Volvemos a Cortadura para conocer a su madre, Isabel, que vive en uno de los bajos del bloque. "Cuando llegó aquí, esto le parecía un paraíso, con un cuarto de baño para ella sola, una cocina, los dormitorios separados... pero ahora parece que recuerda mucho aquellos días de Los Chinchorros. Cuando murió mi hermano ella iba todos los días andando al cementerio a visitarle, volvía allí, a Los Chinchorros". De camino nos cruzamos con algunos de los mayores de aquel lugar de la memoria. Se suelen juntar los supervivientes cuando da el sol en los bancos de la calle. También el padre de Mateo, de 93 años. Se sonríe cuando se le pregunta por Los Chinchorros y lo repite: Los Chinchorros, como evocador. En el piso, Isabel está en el sofá a la espera de que dé el sol. Hay una foto de su hijo José, de cuando tendría unos 17 años. También hay fotos enmarcadas de aquellos patios, de aquellos vecinos... Pero la memoria de Isabel ya es muy líquida, conserva su simpática sonrisa, su sonrisa hospitalaria. Nos despedimos de ella. Ella deja la puerta abierta. Chano se vuelve: "Mamá, cuántas veces te he dicho que cierres la puerta, que esto ya no son Los Chinchorros".

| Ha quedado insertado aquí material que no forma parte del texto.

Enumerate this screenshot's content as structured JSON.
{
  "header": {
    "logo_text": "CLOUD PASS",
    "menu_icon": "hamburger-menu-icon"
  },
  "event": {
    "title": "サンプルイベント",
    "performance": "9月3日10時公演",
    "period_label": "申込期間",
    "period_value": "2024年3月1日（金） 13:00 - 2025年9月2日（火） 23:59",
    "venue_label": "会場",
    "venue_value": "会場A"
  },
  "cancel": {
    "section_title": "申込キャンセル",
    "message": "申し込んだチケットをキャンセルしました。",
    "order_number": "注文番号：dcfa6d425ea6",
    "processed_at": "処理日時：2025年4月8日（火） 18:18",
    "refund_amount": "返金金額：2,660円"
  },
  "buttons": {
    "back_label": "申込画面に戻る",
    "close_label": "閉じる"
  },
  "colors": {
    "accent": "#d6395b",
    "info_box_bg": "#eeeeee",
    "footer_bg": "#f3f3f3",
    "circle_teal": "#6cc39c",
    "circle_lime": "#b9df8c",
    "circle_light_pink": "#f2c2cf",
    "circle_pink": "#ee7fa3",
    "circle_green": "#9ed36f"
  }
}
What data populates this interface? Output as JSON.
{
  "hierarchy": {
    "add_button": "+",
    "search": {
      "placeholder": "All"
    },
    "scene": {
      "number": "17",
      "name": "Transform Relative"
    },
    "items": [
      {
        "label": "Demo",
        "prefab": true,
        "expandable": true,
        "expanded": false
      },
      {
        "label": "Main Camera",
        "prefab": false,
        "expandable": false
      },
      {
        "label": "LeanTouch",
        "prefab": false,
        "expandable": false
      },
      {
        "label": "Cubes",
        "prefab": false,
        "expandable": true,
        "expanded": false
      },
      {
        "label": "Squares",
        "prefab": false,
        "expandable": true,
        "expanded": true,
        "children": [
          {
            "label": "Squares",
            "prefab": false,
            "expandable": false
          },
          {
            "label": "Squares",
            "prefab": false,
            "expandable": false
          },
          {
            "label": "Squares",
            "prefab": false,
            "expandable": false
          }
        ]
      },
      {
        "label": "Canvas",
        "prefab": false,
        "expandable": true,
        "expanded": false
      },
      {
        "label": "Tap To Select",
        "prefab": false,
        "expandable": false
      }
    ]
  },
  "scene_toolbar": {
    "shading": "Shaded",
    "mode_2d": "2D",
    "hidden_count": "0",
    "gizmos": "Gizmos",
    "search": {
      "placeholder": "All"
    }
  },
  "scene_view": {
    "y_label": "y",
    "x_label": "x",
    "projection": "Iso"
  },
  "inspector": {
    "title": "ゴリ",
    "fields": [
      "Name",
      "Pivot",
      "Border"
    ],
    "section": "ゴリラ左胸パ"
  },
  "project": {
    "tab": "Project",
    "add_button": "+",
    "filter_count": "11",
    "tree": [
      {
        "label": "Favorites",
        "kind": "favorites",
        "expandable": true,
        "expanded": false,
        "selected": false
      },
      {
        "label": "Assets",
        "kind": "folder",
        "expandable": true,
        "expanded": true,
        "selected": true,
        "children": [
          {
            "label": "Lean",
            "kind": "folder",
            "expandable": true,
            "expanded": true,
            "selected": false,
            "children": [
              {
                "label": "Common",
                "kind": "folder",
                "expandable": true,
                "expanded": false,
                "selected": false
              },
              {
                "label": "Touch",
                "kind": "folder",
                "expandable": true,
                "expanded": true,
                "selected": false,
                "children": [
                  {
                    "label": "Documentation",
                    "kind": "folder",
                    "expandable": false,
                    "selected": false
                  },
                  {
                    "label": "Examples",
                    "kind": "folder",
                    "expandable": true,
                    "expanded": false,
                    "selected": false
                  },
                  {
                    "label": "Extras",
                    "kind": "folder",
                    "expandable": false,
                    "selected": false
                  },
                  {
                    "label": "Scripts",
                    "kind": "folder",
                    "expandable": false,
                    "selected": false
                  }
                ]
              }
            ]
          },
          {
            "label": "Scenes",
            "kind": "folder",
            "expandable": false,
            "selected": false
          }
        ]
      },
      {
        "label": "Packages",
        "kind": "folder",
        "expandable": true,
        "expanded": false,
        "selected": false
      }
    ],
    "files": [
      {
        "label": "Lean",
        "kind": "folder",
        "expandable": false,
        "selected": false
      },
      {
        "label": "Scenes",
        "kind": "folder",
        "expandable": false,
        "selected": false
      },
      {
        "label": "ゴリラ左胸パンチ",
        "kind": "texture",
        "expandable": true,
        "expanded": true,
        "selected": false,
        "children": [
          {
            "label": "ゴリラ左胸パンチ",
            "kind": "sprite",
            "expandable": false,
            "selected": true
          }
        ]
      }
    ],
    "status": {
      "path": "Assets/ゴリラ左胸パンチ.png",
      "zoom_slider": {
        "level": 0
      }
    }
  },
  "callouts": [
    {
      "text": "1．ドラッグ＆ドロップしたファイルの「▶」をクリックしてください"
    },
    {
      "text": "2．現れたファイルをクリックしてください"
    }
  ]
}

la vida en los patios. Javier Osuna se dedicó durante mucho tiempo a documentar en imágenes un lugar, Los Chinchorros, que a él, vecino de San José, le fascinaba. Estas son algunas de las fotos que ha cedido para este reportaje. En una de las entradas en su blog Los Fardos del Pericón narra, con gran profusión de material gráfico, cómo fue el rodaje de 'El amor brujo' en esta finca de vecinos.
Una herida urbana
Lo que hoy la gente conoce como Los Chinchorros, que nunca fue propiamente Los Chinchorros, es una de las numerosas heridas abiertas en la trama urbana de la ciudad. En la calle San Bartolomé, una venilla que sale de la avenida y que es la última calle que conserva la solería y algo de la arquitectura original del barrio de San José, se levanta un monstruo que se puede tocar con las manos. Como celdas de una colmena expoliada se erige el hormigón de una megapromoción fallida que come suelo y se encuentra en un bloqueo judicial, tras más de quince años de parálisis, que no augura que tenga solución alguna en un tiempo razonable. El desastre inmobiliario que estaba llamado a transformar esta zona de la ciudad, ha pasado de mano en mano, los afectados ya se han cansado de demandar,algunos de ellos ya ni están entre nosotros, y en su interior no hay ni okupas. Hubo quien vivió allí años. Esa idea sin sustento a la vera del cementerio supuso la destrucción de un barrio para nada. Y todo esto sucedió antes de la burbuja inmobiliaria, en 2002; de hecho, en pleno crecimiento de la burbuja. Hay casos que se pudren en los juzgados, entre ellos el saturado mercantil, sobre estafa, apropiación indebida. Los bancos han ido soltando unos ladrillos que queman. Quienes pensaron que algún día vivirían allí ya saben que no lo harán nunca. El último episodio ha sido reciente. El primer juicio penal por este dislate iba a iniciarse el próximo 19 de enero. Se ha aplazado. Un aplazamiento más. Como cuentan los antiguos vecinos de Los Chinchorros, los Chinchorros de verdad, no esta antigua vaqueriza, "Cádiz nunca se preocupó de nosotros". Cádiz se despreocupó de los futuros habitantes de estos 'Chinchorros' antes incluso de que los habitaran.